VLSI.4.5.Octal and Hexadecimal Number System

1stop Technology

17 May 202406:20

Summary

TLDRThis video explores number systems, focusing on octal (base 8) and hexadecimal (base 16) conversions to decimal (base 10). It explains the structure of the octal system, using the example of converting 137 from octal to decimal. The tutorial also covers fractional octal values, demonstrating conversion with 31.3 (base 8). Finally, the hexadecimal system is introduced, emphasizing its use in computing, with an example converting 1ABCD from hexadecimal to decimal. This video provides foundational knowledge for understanding number systems used in programming and digital electronics.

Takeaways

😀 The octal number system uses 8 symbols: 0, 1, 2, 3, 4, 5, 6, 7.
😀 In octal, the base (or radix) is 8, and it operates similarly to other number systems with positional values.
😀 Example: To convert 137 (base 8) to decimal, the calculation is 1×8^2 + 3×8^1 + 7×8^0 = 95.
😀 When converting fractional octal numbers, you use negative powers of 8, such as 8^-1, 8^-2, etc.
😀 Example: 31.3 (base 8) converts to approximately 25.0625 in decimal.
😀 The hexadecimal number system uses 16 symbols: 0-9 and A-F (A=10, B=11, C=12, D=13, E=14, F=15).
😀 Hexadecimal numbers have a base (or radix) of 16, which is commonly used in computing and microprocessors.
😀 Example: To convert 1ABCD (base 16) to decimal, the calculation is 1×16^4 + A×16^3 + B×16^2 + C×16^1 + D×16^0 = 109517.
😀 The hexadecimal system is widely used in digital electronics and computer science for simplifying binary representations.
😀 Understanding the conversion between octal, hexadecimal, and decimal is essential for working with computer systems and programming.

Q & A

What is the octal number system?
-The octal number system is a base-8 system that uses the digits 0 through 7. It has 8 possible values or symbols, making it different from the decimal (base-10) and binary (base-2) number systems.
How is the decimal value of an octal number calculated?
-To calculate the decimal value of an octal number, you multiply each digit by 8 raised to the power of its position, starting from 0 for the rightmost digit.

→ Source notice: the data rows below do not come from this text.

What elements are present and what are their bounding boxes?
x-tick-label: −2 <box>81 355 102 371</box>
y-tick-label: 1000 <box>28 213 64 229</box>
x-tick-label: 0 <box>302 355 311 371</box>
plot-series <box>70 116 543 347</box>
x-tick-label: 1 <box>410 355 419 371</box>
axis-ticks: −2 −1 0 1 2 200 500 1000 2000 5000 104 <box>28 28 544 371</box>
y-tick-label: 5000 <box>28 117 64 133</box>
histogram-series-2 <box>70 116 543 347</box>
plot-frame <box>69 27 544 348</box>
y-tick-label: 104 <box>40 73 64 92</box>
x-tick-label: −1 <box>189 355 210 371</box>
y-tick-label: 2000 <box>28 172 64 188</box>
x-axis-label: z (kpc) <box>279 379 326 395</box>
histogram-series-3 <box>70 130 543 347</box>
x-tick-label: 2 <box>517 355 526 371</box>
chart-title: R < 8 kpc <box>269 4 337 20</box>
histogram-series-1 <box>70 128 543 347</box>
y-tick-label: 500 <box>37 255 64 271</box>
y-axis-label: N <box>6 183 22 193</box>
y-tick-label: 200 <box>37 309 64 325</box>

Then, sum all the results.
What is the decimal equivalent of 137 in octal?
-The decimal equivalent of the octal number 137 is calculated as follows: 1 × 8^2 + 3 × 8^1 + 7 × 8^0 = 64 + 24 + 7 = 95.
How do you convert an octal number with a fractional part to decimal?
-For an octal number with a fractional part, calculate the decimal equivalent of the whole number part as usual, then calculate the decimal equivalent of each fractional digit by multiplying by 8 raised to negative powers (starting from -1 for the first fractional digit).
What is the decimal equivalent of 31.32 in octal?
-The decimal equivalent of the octal number 31.32 is calculated as follows: The whole part is 3 × 8^1 + 1 × 8^0 = 24 + 1 = 25, and the fractional part is 3 × 8^-1 + 2 × 8^-2 = 0.375 + 0.03125 = 0.40625. So, the total is 25.40625.
What is the hexadecimal number system?
-The hexadecimal number system is a base-16 system that uses digits 0-9 and letters A-F, where A represents 10, B represents 11, and so on, up to F which represents 15.
Why is the hexadecimal system important in computing?
-The hexadecimal system is widely used in computing because it provides a compact way to represent binary data. It is often used in microprocessors, microcontrollers, and digital electronics due to its ease of conversion to and from binary.
How do you convert a hexadecimal number to decimal?
-To convert a hexadecimal number to decimal, multiply each digit by 16 raised to the power of its position, starting from 0 for the rightmost digit. Then, sum all the results.
What is the decimal equivalent of 1ABCD in hexadecimal?
-The decimal equivalent of the hexadecimal number 1ABCD is calculated as follows: 1 × 16^4 + 10 (A) × 16^3 + 11 (B) × 16^2 + 12 (C) × 16^1 + 13 (D) × 16^0 = 65536 + 40960 + 2816 + 192 + 13 = 109517.
What are the benefits of using hexadecimal numbers in digital systems?
-Hexadecimal numbers make it easier to represent large binary values in a more compact and readable form. It simplifies the conversion between binary and decimal, which is especially useful in programming and debugging in digital systems.